Por Adriano Silva, no Manual de Ingenuidades
Domingo de manhã, 27 de janeiro. Ano começando. Daqui a dois dias completo 42 verões. Coração feliz e cabeça maquinando, um pouco ansiosa, com tanta coisa bacana por fazer: terminar meu livro, um negócio novo por começar, projetos entusiasmantes e demandantes a por no ar. É pouco mais de 10h e eu mastigo um punhado de granola com leite ao lado dos meus filhos, assistindo a um programa da escolha deles no Disney Channel.
Então minha mulher me chama para ver o boletim que passa na Globo. Um incêndio numa boate em Santa Maria. Reconheço, antes que tudo, o uniforme da Brigada Militar – a PM gaúcha. Então, bombeiros. Paramédicos. Gente chorando. Homens sem camisa, de picareta na mão, golpeando a parede de um estabelecimento pelo lado de fora. Não reconheço o lugar mostrado pelas imagens. Há 25 anos eu não moro mais lá.
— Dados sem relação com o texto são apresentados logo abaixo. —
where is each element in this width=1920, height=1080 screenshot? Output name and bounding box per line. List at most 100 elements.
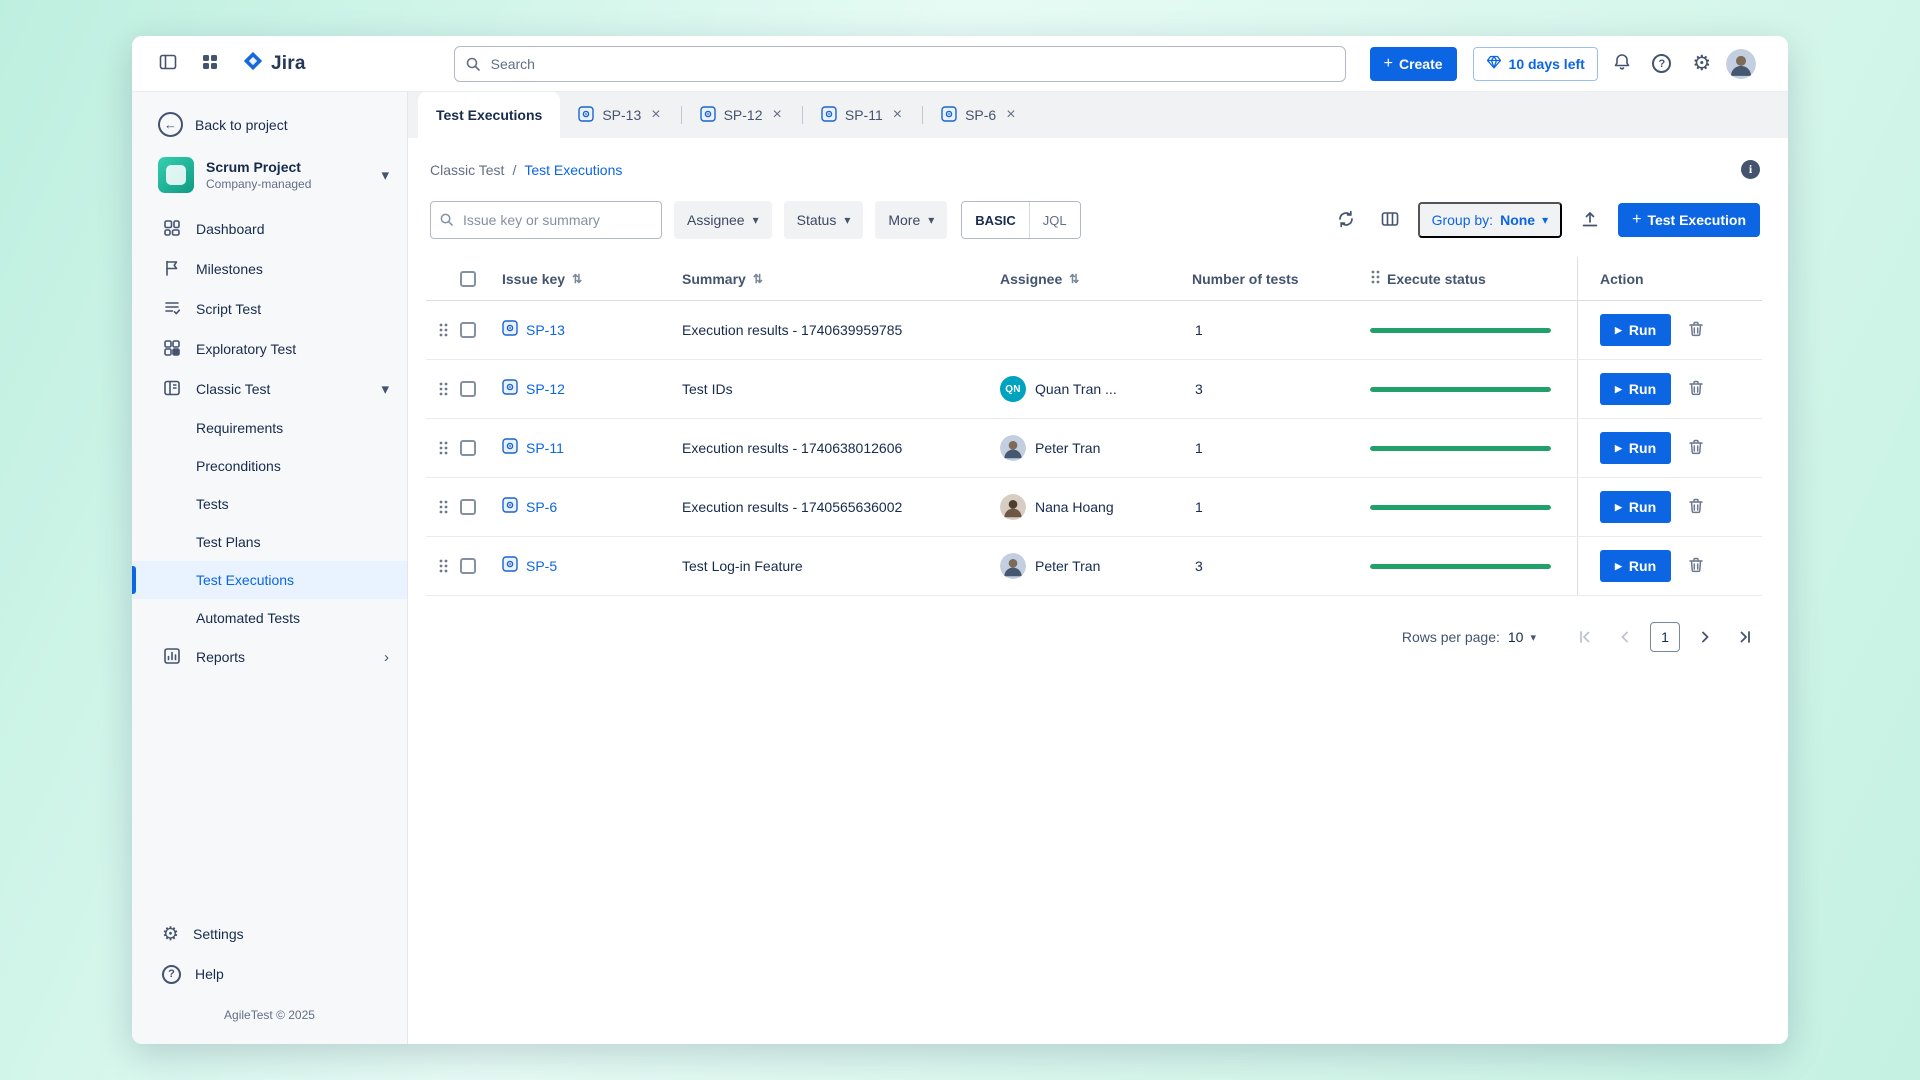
new-test-execution-button[interactable]: + Test Execution	[1618, 203, 1760, 237]
notifications-button[interactable]	[1606, 48, 1638, 80]
sidebar-item-tests[interactable]: Tests	[132, 485, 407, 523]
columns-icon	[1380, 209, 1400, 232]
tab-sp-11[interactable]: SP-11 ×	[803, 92, 922, 138]
sidebar-item-settings[interactable]: ⚙ Settings	[132, 914, 407, 954]
delete-button[interactable]	[1687, 497, 1705, 518]
table-header-row: Issue key ⇅ Summary ⇅ Assignee ⇅ Numbe	[426, 257, 1762, 301]
column-header-number-of-tests: Number of tests	[1192, 257, 1370, 300]
close-icon[interactable]: ×	[1004, 105, 1017, 125]
row-checkbox[interactable]	[460, 499, 476, 515]
assignee-filter-dropdown[interactable]: Assignee ▾	[674, 201, 772, 239]
breadcrumb-row: Classic Test / Test Executions i	[426, 154, 1762, 179]
test-execution-icon	[700, 106, 716, 125]
row-drag-handle[interactable]	[426, 419, 460, 477]
global-search-input[interactable]	[454, 46, 1346, 82]
row-drag-handle[interactable]	[426, 301, 460, 359]
active-indicator-bar	[132, 566, 136, 594]
row-checkbox[interactable]	[460, 440, 476, 456]
row-drag-handle[interactable]	[426, 478, 460, 536]
sort-icon[interactable]: ⇅	[572, 272, 582, 286]
assignee-cell: QN Quan Tran ...	[1000, 360, 1192, 418]
tab-sp-12[interactable]: SP-12 ×	[682, 92, 802, 138]
current-page-button[interactable]: 1	[1650, 622, 1680, 652]
sidebar-item-dashboard[interactable]: Dashboard	[132, 209, 407, 249]
last-page-button[interactable]	[1730, 622, 1760, 652]
issue-key-link[interactable]: SP-13	[526, 322, 565, 338]
sidebar-item-reports[interactable]: Reports ›	[132, 637, 407, 677]
breadcrumb-current[interactable]: Test Executions	[524, 162, 622, 178]
run-button[interactable]: ▶ Run	[1600, 373, 1671, 405]
group-by-label: Group by:	[1432, 212, 1493, 228]
delete-button[interactable]	[1687, 438, 1705, 459]
run-button[interactable]: ▶ Run	[1600, 314, 1671, 346]
close-icon[interactable]: ×	[891, 105, 904, 125]
first-page-button[interactable]	[1570, 622, 1600, 652]
sidebar-toggle-button[interactable]	[152, 48, 184, 80]
row-drag-handle[interactable]	[426, 360, 460, 418]
sidebar-item-preconditions[interactable]: Preconditions	[132, 447, 407, 485]
tab-test-executions[interactable]: Test Executions	[418, 92, 560, 138]
run-button[interactable]: ▶ Run	[1600, 550, 1671, 582]
project-type: Company-managed	[206, 177, 369, 191]
tab-sp-6[interactable]: SP-6 ×	[923, 92, 1035, 138]
mode-basic-option[interactable]: BASIC	[962, 202, 1028, 238]
run-button[interactable]: ▶ Run	[1600, 432, 1671, 464]
trial-days-left-button[interactable]: 10 days left	[1473, 47, 1598, 81]
rows-per-page-select[interactable]: 10 ▾	[1508, 629, 1536, 645]
info-icon[interactable]: i	[1741, 160, 1760, 179]
jira-logo[interactable]: Jira	[242, 50, 306, 77]
refresh-button[interactable]	[1330, 204, 1362, 236]
sidebar-item-test-plans[interactable]: Test Plans	[132, 523, 407, 561]
row-drag-handle[interactable]	[426, 537, 460, 595]
issue-key-link[interactable]: SP-11	[526, 440, 564, 456]
sort-icon[interactable]: ⇅	[753, 272, 763, 286]
help-button[interactable]: ?	[1646, 48, 1678, 80]
user-avatar[interactable]	[1726, 49, 1756, 79]
create-button[interactable]: + Create	[1370, 47, 1457, 81]
next-page-button[interactable]	[1690, 622, 1720, 652]
previous-page-button[interactable]	[1610, 622, 1640, 652]
sidebar-item-milestones[interactable]: Milestones	[132, 249, 407, 289]
app-switcher-button[interactable]	[194, 48, 226, 80]
delete-button[interactable]	[1687, 320, 1705, 341]
back-to-project-button[interactable]: ← Back to project	[132, 102, 407, 147]
run-button-label: Run	[1629, 499, 1656, 515]
close-icon[interactable]: ×	[771, 105, 784, 125]
number-of-tests: 3	[1192, 381, 1203, 397]
mode-jql-option[interactable]: JQL	[1030, 202, 1080, 238]
project-selector[interactable]: Scrum Project Company-managed ▾	[132, 147, 407, 203]
sidebar-item-automated-tests[interactable]: Automated Tests	[132, 599, 407, 637]
issue-key-link[interactable]: SP-12	[526, 381, 565, 397]
columns-settings-button[interactable]	[1374, 204, 1406, 236]
run-button[interactable]: ▶ Run	[1600, 491, 1671, 523]
group-by-dropdown[interactable]: Group by: None ▾	[1418, 202, 1563, 238]
row-checkbox[interactable]	[460, 381, 476, 397]
row-checkbox[interactable]	[460, 558, 476, 574]
export-button[interactable]	[1574, 204, 1606, 236]
breadcrumb-parent[interactable]: Classic Test	[430, 162, 504, 178]
sort-icon[interactable]: ⇅	[1069, 272, 1079, 286]
sidebar-item-test-executions[interactable]: Test Executions	[132, 561, 407, 599]
status-filter-dropdown[interactable]: Status ▾	[784, 201, 864, 239]
sidebar-item-classic-test[interactable]: Classic Test ▾	[132, 369, 407, 409]
sidebar-item-help[interactable]: ? Help	[132, 954, 407, 994]
more-filter-dropdown[interactable]: More ▾	[875, 201, 947, 239]
number-of-tests: 3	[1192, 558, 1203, 574]
settings-button-topbar[interactable]: ⚙	[1686, 48, 1718, 80]
issue-key-link[interactable]: SP-6	[526, 499, 557, 515]
delete-button[interactable]	[1687, 556, 1705, 577]
sidebar-item-requirements[interactable]: Requirements	[132, 409, 407, 447]
issue-key-link[interactable]: SP-5	[526, 558, 557, 574]
assignee-name: Peter Tran	[1035, 558, 1100, 574]
sidebar-item-script-test[interactable]: Script Test	[132, 289, 407, 329]
row-checkbox[interactable]	[460, 322, 476, 338]
bar-chart-icon	[162, 646, 182, 669]
tab-sp-13[interactable]: SP-13 ×	[560, 92, 680, 138]
select-all-checkbox[interactable]	[460, 271, 476, 287]
close-icon[interactable]: ×	[649, 105, 662, 125]
issue-filter-input[interactable]	[430, 201, 662, 239]
delete-button[interactable]	[1687, 379, 1705, 400]
sidebar-item-exploratory-test[interactable]: Exploratory Test	[132, 329, 407, 369]
trash-icon	[1687, 438, 1705, 459]
bell-icon	[1612, 52, 1632, 75]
Vivi 12 anos em Santa Maria, dos 5 aos 17. Passei lá a minha infância e a minha adolescência. Grande parte da minha formação, portanto, se deu lá. Antes dos 5 eu era um bebê, no colo tépido da minha avó. Depois dos 17, já era adulto, um universitário em Porto Alegre. Santa Maria da Boca do Monte é uma das minhas hometowns no mundo. Uma cidade jovem, baladeira, universitária, notívaga, boêmia, roqueira, vibrante, com 262 368 habitantes. Não existe xis no mundo como o de lá. Lanchonetes, bares e boates operam na órbita dessa indústria que viceja com o eterno ir e vir de estudantes. A grande indústria de Santa Maria, há muitos anos, é a educação. Desde, pelo menos, que José Mariano da Rocha Filho fundou a UFSM, em 1960, no distrito de Camobi. Toda uma rede de serviços floresce ao redor dessa vocação.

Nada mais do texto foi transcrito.